O crack é a droga mais consumida atualmente na cidade, segundo o tenente João Carlos Sell, que comandou uma operação de incineração de drogas há pouco mais de uma semana. É uma droga feita a partir da mistura de cocaína com bicarbonato de sódio. É fumada e chega ao sistema nervoso central em dez segundos, devido ao fato de a área de absorção pulmonar ser grande.
Em relação ao seu preço, é uma droga mais barata que a cocaína e tão potente quanto a cocaína injetada. Cada grama rende três pedras. A forma de uso do crack também favoreceu sua disseminação, já que não necessita de seringa — basta um cachimbo, na maioria das vezes improvisado, como uma lata de alumínio furada, por exemplo.
O usuário de crack se torna completamente viciado na droga em pouco tempo. No momento em que a policia vai abordar o usuário, ele consegue facilmente se desfazer dela, ao contrário da maconha, que tem volume maior e geralmente é encontrada com usuários em forma de cigarros ou da cocaína em papelotes.

A indústria dos furtos como moeda de troca

Jaraguá do Sul - Neste ano, foram pelo menos duas grandes apreensões em Jaraguá do Sul. A última, na semana passada, além de uma certa quantidade de drogas, a Polícia encontrou dezenas de objetos provenientes de furtos, praticados para sustentar os viciados. O preço médio por pedra é R$ 10,00. Para conseguir este dinheiro, a maioria dos viciados é obrigada a praticar crimes como arrombamentos e furtos, assaltos e outros de maior gravidade.
No caso do dia 29, pelo menos 17 policiais foram usados para a prisão dos traficantes e até mesmo um caminhão baú foi necessário para transportar os produtos supostamente furtados. Três pessoas – entre elas uma mulher – foram presas acusadas de tráfico.

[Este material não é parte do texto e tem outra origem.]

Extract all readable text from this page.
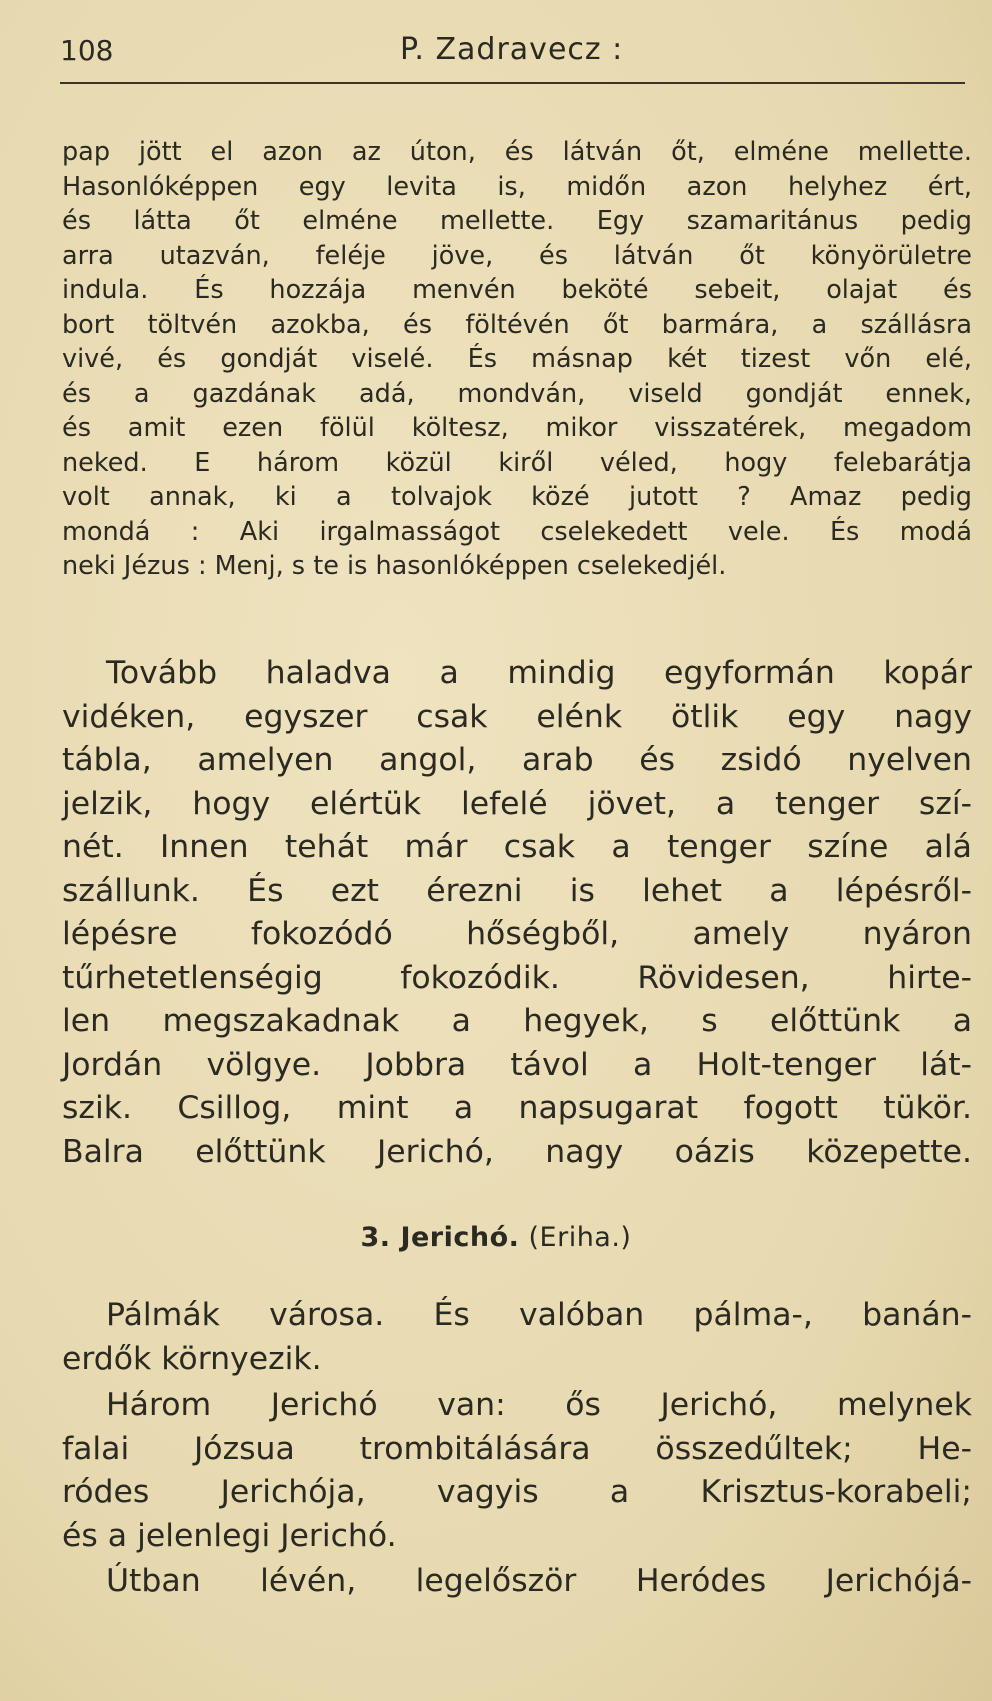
108	P. Zadravecz :
pap jött el azon az úton, és látván őt, elméne mellette.
Hasonlóképpen egy levita is, midőn azon helyhez ért,
és látta őt elméne mellette. Egy szamaritánus pedig
arra utazván, feléje jöve, és látván őt könyörületre
indula. És hozzája menvén beköté sebeit, olajat és
bort töltvén azokba, és föltévén őt barmára, a szállásra
vivé, és gondját viselé. És másnap két tizest vőn elé,
és a gazdának adá, mondván, viseld gondját ennek,
és amit ezen fölül költesz, mikor visszatérek, megadom
neked. E három közül kiről véled, hogy felebarátja
volt annak, ki a tolvajok közé jutott ? Amaz pedig
mondá : Aki irgalmasságot cselekedett vele. És modá
neki Jézus : Menj, s te is hasonlóképpen cselekedjél.
Tovább haladva a mindig egyformán kopár
vidéken, egyszer csak elénk ötlik egy nagy
tábla, amelyen angol, arab és zsidó nyelven
jelzik, hogy elértük lefelé jövet, a tenger szí-
nét. Innen tehát már csak a tenger színe alá
szállunk. És ezt érezni is lehet a lépésről-
lépésre fokozódó hőségből, amely nyáron
tűrhetetlenségig fokozódik. Rövidesen, hirte-
len megszakadnak a hegyek, s előttünk a
Jordán völgye. Jobbra távol a Holt-tenger lát-
szik. Csillog, mint a napsugarat fogott tükör.
Balra előttünk Jerichó, nagy oázis közepette.
3. Jerichó. (Eriha.)
Pálmák városa. És valóban pálma-, banán-
erdők környezik.
Három Jerichó van: ős Jerichó, melynek
falai Józsua trombitálására összedűltek; He-
ródes Jerichója, vagyis a Krisztus-korabeli;
és a jelenlegi Jerichó.
Útban lévén, legelőször Heródes Jerichójá-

Entre os objetos que serviam como moeda de troca por droga estavam 17 pares de calçados, cinco celulares, dois MP4, aparelho de TV, micro systen, aparelho de DVD, home theather, forno microondas, um PlayStation II, estojos de DVD, CD e CD de jogos, estojo com dez ferramentas, mochilas, relógios de pulso, bicicletas, várias correntes, anéis e colares dourados, uma webcam e quatro facas.